Mecanismos para protegernos del frío

A lo largo de la historia evolutiva los seres vivos han desarrollado mecanismos como tiritar, migrar e hibernar para enfrentar las bajas temperaturas. Conocé las raras formas que tienen algunos animales para protegerse del frío.

Christian Garavaglia Christian Garavaglia 15 May 2019 - 09:33 UTC
Hibernación frío
Cuando los animales hibernan el metabolismo decrece hasta un nivel muy bajo.

Con la llegada de la temporada fría los seres vivos empiezan a prepararse para afrontar temperaturas bajas. En el caso del hombre, esta preparación en el siglo XXI puede ser tan sencilla en algunos casos como poner al alcance de la mano la ropa de abrigo o prender la leña en el hogar. Lo cierto es que a lo largo de la historia evolutiva, el ser humano ha ido desarrollado mecanismos para defendernos de las crudas temperaturas.

La reducción del flujo sanguíneo al nivel de la piel (proceso denominado vasoconstricción cutánea) sirve para que menos sangre circule cerca de la superficie y así tener menos posibilidad de enfriarse.
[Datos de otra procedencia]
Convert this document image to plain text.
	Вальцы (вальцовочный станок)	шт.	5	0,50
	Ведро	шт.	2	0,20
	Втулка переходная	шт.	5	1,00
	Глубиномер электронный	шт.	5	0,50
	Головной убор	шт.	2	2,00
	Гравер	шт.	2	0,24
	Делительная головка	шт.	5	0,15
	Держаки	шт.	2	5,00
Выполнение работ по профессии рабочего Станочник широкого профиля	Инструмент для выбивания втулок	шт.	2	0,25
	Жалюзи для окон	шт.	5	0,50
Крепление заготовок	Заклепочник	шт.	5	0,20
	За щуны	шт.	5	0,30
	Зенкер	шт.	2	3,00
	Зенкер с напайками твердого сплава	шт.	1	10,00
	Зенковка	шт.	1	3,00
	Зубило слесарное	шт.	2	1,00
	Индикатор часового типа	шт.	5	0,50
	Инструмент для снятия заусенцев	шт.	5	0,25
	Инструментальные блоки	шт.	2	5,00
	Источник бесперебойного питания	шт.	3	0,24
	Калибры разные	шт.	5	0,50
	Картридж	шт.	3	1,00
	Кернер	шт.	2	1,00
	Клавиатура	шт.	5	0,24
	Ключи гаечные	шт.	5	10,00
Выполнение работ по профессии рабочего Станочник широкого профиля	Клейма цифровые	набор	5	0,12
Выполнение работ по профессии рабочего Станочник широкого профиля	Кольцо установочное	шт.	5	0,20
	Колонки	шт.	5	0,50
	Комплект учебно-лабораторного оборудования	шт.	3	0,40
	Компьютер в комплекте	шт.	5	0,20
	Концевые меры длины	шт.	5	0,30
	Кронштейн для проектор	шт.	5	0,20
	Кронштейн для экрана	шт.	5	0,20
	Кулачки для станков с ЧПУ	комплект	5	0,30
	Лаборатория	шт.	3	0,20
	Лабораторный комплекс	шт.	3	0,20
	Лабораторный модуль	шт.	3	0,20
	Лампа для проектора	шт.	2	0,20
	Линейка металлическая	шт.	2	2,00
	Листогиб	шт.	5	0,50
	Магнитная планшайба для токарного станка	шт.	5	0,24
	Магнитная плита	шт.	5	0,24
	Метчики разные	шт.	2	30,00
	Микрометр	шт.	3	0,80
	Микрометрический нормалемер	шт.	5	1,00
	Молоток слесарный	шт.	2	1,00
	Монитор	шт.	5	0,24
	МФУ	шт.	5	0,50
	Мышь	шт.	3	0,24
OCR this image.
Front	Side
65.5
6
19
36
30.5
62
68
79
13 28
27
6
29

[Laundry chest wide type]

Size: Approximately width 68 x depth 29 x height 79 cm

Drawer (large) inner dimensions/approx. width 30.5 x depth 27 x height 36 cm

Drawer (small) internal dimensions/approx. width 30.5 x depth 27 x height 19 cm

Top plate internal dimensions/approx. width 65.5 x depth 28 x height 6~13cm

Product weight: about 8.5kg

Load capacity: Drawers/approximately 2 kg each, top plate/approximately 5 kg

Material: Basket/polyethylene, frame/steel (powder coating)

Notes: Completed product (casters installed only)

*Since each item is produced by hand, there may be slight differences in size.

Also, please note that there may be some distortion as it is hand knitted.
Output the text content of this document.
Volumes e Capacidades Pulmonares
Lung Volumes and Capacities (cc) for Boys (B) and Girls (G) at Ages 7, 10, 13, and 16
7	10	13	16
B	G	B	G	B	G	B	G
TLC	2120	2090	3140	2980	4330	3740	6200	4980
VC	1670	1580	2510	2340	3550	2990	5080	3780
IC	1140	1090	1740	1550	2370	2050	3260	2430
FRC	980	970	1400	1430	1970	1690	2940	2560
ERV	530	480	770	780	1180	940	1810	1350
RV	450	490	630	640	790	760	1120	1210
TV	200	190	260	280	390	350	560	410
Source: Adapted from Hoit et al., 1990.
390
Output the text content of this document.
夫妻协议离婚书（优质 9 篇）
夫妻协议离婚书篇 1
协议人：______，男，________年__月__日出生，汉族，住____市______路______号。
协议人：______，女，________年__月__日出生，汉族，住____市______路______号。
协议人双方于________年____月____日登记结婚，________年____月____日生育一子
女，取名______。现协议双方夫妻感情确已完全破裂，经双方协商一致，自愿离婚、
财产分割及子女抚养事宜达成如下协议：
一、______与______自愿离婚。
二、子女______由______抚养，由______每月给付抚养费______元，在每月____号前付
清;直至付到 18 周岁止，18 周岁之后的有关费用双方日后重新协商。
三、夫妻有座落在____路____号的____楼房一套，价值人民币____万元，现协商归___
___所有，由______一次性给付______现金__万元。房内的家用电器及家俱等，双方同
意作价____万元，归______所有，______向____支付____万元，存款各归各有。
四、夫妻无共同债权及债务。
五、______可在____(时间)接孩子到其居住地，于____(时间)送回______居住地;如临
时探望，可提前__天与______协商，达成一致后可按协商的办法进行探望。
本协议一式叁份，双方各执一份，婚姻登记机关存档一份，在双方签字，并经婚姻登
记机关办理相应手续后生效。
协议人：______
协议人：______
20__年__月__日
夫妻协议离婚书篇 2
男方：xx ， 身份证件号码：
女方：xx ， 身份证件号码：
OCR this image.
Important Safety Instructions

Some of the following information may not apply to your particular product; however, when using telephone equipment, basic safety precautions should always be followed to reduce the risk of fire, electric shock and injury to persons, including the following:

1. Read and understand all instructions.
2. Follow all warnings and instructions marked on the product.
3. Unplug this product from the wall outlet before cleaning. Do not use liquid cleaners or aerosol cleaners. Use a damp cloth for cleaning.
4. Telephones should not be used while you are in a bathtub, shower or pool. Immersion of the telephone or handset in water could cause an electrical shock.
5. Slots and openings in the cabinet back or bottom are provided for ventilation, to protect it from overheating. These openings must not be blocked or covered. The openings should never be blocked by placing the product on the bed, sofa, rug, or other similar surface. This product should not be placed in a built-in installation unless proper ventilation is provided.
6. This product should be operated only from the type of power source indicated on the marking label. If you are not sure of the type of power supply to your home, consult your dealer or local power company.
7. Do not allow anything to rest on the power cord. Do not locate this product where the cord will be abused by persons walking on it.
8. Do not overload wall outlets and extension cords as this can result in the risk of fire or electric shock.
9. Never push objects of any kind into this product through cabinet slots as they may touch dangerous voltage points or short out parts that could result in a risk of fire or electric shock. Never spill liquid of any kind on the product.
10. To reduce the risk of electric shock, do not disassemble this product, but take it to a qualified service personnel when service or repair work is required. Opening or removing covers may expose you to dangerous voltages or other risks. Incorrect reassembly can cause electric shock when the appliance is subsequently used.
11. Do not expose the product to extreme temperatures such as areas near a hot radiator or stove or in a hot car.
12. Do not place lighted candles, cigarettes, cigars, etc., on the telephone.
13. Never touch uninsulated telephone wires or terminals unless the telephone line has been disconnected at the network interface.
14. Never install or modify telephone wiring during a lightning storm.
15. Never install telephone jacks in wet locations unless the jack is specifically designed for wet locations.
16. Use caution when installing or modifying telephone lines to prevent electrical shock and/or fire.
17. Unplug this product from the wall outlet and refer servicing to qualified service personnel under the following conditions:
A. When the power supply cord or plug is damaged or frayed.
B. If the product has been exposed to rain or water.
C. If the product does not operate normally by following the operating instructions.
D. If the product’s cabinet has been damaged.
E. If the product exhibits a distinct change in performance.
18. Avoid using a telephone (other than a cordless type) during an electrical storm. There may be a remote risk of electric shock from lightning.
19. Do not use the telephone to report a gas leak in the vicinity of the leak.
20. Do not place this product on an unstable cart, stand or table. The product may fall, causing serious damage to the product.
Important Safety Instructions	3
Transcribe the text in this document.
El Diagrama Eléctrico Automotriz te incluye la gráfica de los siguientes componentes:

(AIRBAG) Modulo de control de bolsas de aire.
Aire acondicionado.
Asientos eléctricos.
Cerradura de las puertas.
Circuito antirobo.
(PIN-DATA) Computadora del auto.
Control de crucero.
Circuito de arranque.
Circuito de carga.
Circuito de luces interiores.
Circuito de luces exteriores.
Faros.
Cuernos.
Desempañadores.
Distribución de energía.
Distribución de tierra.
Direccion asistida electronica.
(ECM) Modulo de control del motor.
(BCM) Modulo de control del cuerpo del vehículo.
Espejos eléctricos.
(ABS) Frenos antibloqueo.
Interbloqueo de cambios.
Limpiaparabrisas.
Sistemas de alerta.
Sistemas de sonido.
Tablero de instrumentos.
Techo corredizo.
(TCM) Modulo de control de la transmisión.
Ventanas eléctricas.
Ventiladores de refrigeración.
La acción de “tiritar” es otro mecanismo que intenta resguardarnos del frío. Este movimiento involuntario de los músculos consume energía que se transforma en calor y conduce a que se eleve la temperatura corporal.

El caso de los animales: sangre caliente vs. sangre fría

Algunos mecanismos como tiritar son compartidos entre humanos y animales. En particular, los animales de sangre caliente como los mamíferos y las aves pueden realizar esta acción involuntaria.

Los animales de sangre caliente tienen la capacidad de mantener una temperatura corporal constante, generando su propio calor cuando están en un ambiente más frío, y enfriándose ellos mismos cuando están en un ambiente más caliente. Esto lo llevan a cabo convirtiendo la comida que ingieren en energía.

Los animales de sangre fría, por su parte, toman la temperatura de su medio ambiente. Ellos suelen ser mucho más activos en ambientes calientes y muy pasivos en ambientes fríos.

Migración e hibernación

Con la llegada de los primeros fríos muchos animales migran a regiones con temperaturas más benévolas. Las aves son un caso paradigmático de la migración animal, recorriendo enormes distancias y cruzando continentes. Invertebrados como las mariposas monarcas, pueden efectuar viajes cuya duración exceda la de la vida de cualquier mariposa. Aun se investiga de qué manera la especie es capaz de volver a los mismos sitios tras varias generaciones.

La hibernación es otra de las efectivas formas que tienen ciertos animales de adaptarse a condiciones climáticas adversas. Durante la hibernación el metabolismo de los animales decrece hasta un nivel muy bajo, además de tener una temperatura corporal y una frecuencia respiratoria inferior a lo normal. Durante este periodo utilizan las reservas energéticas almacenadas en sus cuerpos durante los meses más cálidos

Raras formas de protegerse del frío

Algunos animales salvajes han desarrollado maneras estrambóticas de protegerse del frío. La rana de bosque o rana de la madera (Lithobates sylvaticus) habita principalmente en Alaska y Canadá y tiene la capacidad de “congelarse de manera temporaria y sobrevivir”. Este anfibio tolera la congelación y sobrevive al hielo que se forma en partes de su cuerpo gracias a sustancias químicas como la glucosa y urea que protegen sus células de cualquier daño.

Flamenco frío
Algunos flamencos protegen sus patas mediante un sistema circulatorio de contracorriente.

Los flamencos son un género de ave que habitan extensiones de agua poco profundas en todos los continentes, a excepción de Oceanía. Tres especies sudamericanas (chileno, andino y el flamenco de James) anidan en lagos montañosos gélidos y protegen sus patas flacas mediante un sistema circulatorio de contracorriente en el cual la sangre que regresa de las patas al cuerpo se calienta con la sangre que sale del cuerpo hacia las patas, reduciendo la pérdida total de calor.

Otra llamativa adaptación al cambio de estación la realizan los renos. Un estudio demostró que pueden alterar el color y la estructura de sus ojos según las estaciones árticas, en donde la luz permanente del verano es reemplazada por 24 horas de oscuridad total durante el invierno. Esto le permite adaptarse para ver en la oscuridad y sobrevivir durante los meses fríos.